En ces temps incertains aux situations complexes qui induisent, non sans raison, des jugements parfois pessimistes sur l’évolution de notre humanité, comme souvent, des coupables sont recherchés : chacun, de son côté ou en collectif, épingle volontiers l’impuissance, voire la complicité de ceux qui détiennent le pouvoir (politique, financier, juridique, militaire, religieux…) ; on accuse les systèmes ou les modèles (politiques, économiques, techniques, médiatiques, religieux) ; on pointe du doigt la défaillance généralisée des sociétés dites civiles, l’éloignement des cadres de références, des valeurs dites traditionnelles, l’avènement traumatique des technologies post-modernes… Autant de facteurs qui minent et contaminent le monde et le rendent malade.

Mais, nous-mêmes, individuellement, personnellement, dans notre vie familiale ou professionnelle, voire dans les institutions dont nous sommes adhérents, dans les associations où nous militons, serions-nous les seuls indemnes de l’épidémie et en bonne santé, échappant à la contagion générale ?
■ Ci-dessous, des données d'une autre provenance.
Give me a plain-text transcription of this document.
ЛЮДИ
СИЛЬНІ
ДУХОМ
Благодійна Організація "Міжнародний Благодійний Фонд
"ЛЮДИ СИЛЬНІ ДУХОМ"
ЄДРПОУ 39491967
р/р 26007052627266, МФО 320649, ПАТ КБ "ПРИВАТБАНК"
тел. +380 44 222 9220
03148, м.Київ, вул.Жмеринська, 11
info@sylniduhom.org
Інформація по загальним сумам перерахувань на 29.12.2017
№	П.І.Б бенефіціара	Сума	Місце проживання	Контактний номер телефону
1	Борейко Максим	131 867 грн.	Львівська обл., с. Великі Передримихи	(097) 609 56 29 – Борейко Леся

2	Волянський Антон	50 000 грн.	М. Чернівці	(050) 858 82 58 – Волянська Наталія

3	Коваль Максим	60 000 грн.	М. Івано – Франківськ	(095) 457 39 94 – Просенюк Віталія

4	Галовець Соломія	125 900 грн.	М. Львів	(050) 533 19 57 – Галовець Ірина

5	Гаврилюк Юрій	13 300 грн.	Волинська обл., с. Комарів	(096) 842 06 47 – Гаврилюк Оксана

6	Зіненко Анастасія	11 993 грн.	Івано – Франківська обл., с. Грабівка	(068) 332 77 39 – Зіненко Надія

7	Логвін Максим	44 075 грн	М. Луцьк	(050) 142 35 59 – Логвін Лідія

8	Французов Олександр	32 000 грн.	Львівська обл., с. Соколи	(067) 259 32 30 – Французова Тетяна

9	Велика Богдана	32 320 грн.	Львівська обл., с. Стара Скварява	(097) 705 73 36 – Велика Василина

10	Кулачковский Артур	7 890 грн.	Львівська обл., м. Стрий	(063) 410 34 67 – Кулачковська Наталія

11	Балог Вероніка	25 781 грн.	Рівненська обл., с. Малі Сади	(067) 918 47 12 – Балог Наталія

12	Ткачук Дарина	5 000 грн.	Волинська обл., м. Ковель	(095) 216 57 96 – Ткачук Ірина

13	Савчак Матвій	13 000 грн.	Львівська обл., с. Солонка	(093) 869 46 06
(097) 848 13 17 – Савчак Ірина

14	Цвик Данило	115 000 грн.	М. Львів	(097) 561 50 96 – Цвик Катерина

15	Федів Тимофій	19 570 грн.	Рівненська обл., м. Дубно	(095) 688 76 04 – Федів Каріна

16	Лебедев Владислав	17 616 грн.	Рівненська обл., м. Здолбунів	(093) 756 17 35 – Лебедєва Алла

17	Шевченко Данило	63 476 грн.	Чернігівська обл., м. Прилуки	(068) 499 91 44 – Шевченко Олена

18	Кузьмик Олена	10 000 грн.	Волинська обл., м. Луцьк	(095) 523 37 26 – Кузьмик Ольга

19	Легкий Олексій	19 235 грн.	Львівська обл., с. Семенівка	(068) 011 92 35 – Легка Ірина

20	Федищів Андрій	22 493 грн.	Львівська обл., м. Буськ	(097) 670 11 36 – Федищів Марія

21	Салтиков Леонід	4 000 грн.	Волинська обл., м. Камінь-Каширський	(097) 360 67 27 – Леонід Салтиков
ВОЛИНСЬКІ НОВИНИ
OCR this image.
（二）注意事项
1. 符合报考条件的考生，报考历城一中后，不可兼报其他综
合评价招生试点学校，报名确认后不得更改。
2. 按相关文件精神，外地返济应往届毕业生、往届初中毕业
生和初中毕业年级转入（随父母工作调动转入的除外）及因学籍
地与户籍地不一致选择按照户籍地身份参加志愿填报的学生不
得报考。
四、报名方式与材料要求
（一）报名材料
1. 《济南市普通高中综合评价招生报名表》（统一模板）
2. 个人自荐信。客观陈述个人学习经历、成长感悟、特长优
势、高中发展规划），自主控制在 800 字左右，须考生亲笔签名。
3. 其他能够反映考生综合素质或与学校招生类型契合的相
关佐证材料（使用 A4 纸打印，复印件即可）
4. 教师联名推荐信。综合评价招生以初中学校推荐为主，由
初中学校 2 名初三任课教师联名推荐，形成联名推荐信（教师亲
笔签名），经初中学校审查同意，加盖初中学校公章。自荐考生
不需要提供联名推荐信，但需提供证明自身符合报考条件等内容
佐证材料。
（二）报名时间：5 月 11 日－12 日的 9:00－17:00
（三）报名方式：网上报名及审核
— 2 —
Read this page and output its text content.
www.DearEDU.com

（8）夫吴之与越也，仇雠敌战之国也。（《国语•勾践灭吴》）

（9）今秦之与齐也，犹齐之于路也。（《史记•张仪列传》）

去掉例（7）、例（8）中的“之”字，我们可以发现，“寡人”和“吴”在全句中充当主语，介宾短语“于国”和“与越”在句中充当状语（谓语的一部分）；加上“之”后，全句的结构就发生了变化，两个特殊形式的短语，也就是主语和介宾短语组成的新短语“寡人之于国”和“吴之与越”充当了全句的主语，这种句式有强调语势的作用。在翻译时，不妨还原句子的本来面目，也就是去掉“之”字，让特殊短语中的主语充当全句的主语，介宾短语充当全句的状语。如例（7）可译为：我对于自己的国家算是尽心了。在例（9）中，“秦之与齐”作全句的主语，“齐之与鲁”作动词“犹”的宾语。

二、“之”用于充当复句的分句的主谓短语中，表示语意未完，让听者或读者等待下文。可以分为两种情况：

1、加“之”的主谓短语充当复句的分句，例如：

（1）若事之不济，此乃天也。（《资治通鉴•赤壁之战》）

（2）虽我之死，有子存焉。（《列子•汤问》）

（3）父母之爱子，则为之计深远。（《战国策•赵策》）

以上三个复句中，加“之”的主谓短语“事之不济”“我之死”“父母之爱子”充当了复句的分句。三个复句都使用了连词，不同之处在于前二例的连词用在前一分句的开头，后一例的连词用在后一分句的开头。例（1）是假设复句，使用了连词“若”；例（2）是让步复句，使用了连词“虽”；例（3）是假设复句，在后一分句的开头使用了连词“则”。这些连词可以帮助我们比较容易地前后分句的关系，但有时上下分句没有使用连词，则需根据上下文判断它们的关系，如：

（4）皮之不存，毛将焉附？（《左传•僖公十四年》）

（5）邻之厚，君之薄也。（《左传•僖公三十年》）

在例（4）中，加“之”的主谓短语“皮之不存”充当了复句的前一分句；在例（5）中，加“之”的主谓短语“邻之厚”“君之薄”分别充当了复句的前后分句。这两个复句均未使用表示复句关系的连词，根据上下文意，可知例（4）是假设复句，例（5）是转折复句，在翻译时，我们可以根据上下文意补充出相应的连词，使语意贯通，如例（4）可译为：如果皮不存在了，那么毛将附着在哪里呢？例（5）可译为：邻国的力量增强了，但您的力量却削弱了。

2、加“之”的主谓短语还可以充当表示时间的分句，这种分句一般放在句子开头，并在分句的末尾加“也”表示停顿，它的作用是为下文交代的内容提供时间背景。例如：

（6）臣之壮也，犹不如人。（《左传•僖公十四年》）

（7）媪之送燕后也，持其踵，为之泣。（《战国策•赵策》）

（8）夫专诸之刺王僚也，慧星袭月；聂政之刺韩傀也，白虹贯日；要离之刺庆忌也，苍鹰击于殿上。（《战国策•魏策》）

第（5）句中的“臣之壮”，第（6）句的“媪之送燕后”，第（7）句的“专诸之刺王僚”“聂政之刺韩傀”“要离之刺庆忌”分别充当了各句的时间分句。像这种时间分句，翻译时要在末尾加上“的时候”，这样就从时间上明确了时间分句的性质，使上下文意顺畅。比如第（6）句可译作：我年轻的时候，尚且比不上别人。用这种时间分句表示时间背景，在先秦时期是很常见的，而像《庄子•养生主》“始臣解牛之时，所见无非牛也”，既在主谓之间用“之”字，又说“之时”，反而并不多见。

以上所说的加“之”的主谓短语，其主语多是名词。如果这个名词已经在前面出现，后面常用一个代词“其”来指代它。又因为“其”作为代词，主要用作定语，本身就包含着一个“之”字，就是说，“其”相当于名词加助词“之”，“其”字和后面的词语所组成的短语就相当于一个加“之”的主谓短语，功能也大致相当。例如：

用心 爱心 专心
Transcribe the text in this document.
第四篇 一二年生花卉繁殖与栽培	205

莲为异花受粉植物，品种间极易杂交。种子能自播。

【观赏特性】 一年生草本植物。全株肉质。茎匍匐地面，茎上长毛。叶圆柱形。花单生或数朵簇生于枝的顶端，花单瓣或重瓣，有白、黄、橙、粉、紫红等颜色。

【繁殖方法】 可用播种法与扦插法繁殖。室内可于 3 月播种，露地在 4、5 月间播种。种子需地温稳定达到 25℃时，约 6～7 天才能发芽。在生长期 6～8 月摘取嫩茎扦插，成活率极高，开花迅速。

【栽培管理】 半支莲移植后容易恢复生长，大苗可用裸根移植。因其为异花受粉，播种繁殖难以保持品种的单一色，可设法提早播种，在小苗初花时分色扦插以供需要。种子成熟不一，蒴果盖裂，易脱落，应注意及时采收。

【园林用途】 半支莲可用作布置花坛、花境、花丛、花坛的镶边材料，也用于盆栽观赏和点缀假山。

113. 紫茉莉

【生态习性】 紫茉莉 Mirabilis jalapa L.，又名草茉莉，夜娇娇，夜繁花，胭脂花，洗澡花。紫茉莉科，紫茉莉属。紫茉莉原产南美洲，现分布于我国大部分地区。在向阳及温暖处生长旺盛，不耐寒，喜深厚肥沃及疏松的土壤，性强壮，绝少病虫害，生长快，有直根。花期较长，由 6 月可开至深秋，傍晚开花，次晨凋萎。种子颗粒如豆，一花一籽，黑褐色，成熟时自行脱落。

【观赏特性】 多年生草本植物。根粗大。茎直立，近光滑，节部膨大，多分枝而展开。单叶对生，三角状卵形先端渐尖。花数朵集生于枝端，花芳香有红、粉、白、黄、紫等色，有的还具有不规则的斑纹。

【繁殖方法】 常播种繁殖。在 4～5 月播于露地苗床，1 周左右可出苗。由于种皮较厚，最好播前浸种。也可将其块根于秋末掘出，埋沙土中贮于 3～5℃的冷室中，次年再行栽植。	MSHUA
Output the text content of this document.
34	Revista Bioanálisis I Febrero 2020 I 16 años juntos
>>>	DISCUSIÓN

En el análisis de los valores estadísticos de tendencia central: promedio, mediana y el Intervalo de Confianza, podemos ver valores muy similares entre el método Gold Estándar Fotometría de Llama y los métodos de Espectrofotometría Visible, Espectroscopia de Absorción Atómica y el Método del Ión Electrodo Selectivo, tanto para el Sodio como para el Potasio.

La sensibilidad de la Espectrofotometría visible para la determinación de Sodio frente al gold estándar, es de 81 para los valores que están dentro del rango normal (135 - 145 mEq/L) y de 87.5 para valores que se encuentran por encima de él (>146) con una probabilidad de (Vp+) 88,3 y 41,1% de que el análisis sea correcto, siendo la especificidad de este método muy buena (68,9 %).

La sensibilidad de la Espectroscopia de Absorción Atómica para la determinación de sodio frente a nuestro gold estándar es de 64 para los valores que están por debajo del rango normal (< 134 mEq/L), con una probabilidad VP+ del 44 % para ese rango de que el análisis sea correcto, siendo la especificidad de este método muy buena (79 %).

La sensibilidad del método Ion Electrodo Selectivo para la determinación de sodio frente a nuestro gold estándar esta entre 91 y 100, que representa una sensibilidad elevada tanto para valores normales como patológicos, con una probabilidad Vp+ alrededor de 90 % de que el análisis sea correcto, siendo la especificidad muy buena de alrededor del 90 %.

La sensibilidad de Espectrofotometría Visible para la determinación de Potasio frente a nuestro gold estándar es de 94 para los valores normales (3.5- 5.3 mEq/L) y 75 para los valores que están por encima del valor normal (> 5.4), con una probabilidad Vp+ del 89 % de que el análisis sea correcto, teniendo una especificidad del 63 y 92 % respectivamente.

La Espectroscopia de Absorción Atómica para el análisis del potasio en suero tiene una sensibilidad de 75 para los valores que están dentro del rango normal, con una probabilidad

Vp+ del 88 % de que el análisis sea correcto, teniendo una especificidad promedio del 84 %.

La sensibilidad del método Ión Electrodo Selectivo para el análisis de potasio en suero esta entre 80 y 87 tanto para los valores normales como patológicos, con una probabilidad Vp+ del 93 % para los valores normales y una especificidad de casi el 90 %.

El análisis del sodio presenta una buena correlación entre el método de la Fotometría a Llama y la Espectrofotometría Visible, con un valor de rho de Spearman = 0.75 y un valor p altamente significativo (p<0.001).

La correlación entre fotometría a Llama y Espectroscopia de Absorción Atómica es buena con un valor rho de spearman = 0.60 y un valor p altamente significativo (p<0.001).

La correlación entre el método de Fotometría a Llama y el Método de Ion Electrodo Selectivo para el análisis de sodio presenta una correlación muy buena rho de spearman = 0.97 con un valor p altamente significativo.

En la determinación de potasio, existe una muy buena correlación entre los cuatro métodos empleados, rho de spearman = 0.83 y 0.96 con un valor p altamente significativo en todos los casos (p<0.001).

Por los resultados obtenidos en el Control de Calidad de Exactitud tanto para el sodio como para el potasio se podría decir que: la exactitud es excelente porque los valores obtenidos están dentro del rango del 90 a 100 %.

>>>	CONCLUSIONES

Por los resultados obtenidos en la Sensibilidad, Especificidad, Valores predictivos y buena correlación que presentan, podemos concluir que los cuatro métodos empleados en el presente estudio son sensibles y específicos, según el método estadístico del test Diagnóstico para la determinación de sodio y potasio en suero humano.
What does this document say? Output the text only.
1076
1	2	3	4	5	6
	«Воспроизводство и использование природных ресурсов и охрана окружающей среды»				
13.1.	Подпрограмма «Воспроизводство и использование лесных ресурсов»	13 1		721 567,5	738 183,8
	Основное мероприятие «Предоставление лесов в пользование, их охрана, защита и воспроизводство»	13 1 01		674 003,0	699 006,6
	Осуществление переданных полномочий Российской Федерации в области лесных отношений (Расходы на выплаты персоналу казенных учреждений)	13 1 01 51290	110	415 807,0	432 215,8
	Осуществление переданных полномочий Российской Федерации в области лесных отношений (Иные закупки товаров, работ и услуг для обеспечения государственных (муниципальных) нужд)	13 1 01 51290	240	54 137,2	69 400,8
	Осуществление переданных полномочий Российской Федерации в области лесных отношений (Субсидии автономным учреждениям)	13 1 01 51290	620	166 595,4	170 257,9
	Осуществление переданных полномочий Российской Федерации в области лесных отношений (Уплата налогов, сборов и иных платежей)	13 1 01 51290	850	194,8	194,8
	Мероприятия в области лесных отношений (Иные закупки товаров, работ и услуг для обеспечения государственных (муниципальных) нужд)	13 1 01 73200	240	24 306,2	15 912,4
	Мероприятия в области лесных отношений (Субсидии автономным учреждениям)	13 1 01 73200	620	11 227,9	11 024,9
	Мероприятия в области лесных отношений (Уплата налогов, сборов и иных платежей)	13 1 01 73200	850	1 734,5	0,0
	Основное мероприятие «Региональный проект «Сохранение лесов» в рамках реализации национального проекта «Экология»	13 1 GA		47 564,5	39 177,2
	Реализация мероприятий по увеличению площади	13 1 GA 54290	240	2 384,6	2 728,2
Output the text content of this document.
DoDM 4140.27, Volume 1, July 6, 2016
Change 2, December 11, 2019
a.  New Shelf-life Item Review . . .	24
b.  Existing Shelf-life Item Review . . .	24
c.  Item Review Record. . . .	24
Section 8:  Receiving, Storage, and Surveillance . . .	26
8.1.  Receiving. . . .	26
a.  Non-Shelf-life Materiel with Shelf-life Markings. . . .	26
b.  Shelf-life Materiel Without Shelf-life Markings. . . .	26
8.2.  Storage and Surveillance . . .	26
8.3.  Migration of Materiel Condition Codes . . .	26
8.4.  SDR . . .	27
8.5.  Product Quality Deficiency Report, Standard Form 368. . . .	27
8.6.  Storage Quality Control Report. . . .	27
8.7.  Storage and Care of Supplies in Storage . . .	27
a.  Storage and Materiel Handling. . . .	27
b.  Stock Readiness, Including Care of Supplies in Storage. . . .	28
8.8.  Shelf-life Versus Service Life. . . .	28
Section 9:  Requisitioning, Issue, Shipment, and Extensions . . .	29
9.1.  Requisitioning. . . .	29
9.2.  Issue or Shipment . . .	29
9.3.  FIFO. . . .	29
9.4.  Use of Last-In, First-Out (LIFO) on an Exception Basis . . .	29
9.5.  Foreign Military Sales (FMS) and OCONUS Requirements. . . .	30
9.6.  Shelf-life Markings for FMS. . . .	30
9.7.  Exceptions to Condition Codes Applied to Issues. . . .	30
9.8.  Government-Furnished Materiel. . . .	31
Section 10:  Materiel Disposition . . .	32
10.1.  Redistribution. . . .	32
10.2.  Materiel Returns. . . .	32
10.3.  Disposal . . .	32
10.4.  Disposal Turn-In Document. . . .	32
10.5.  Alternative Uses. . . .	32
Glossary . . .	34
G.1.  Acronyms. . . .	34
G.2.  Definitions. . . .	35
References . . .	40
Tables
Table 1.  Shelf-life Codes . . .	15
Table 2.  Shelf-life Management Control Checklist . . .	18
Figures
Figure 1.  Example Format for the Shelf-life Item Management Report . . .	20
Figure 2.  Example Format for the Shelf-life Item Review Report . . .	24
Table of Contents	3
Mieux vaut l’avouer sans faux fuyant, nous sommes tous malades, comme le disait Knock en plaisantant, et nous avons tous grand besoin de nous soigner. Sans doute, le meilleur chemin de la guérison est d’abord ce constat d’être contaminé par l’épidémie universelle qui n’épargne personne et qui attend ensuite un juste diagnostic.

Semblablement pour la majeure partie des maux dont sont affectées et souffrent nos sociétés, nous pourrions nous interroger et indexer notre degré de participation à la contamination générale.

Nous découvririons alors que nous ne nous portons pas si bien que nous le croyions et qu’effectivement, comme le disait Knock, nous sommes tous des malades qui s’ignorent.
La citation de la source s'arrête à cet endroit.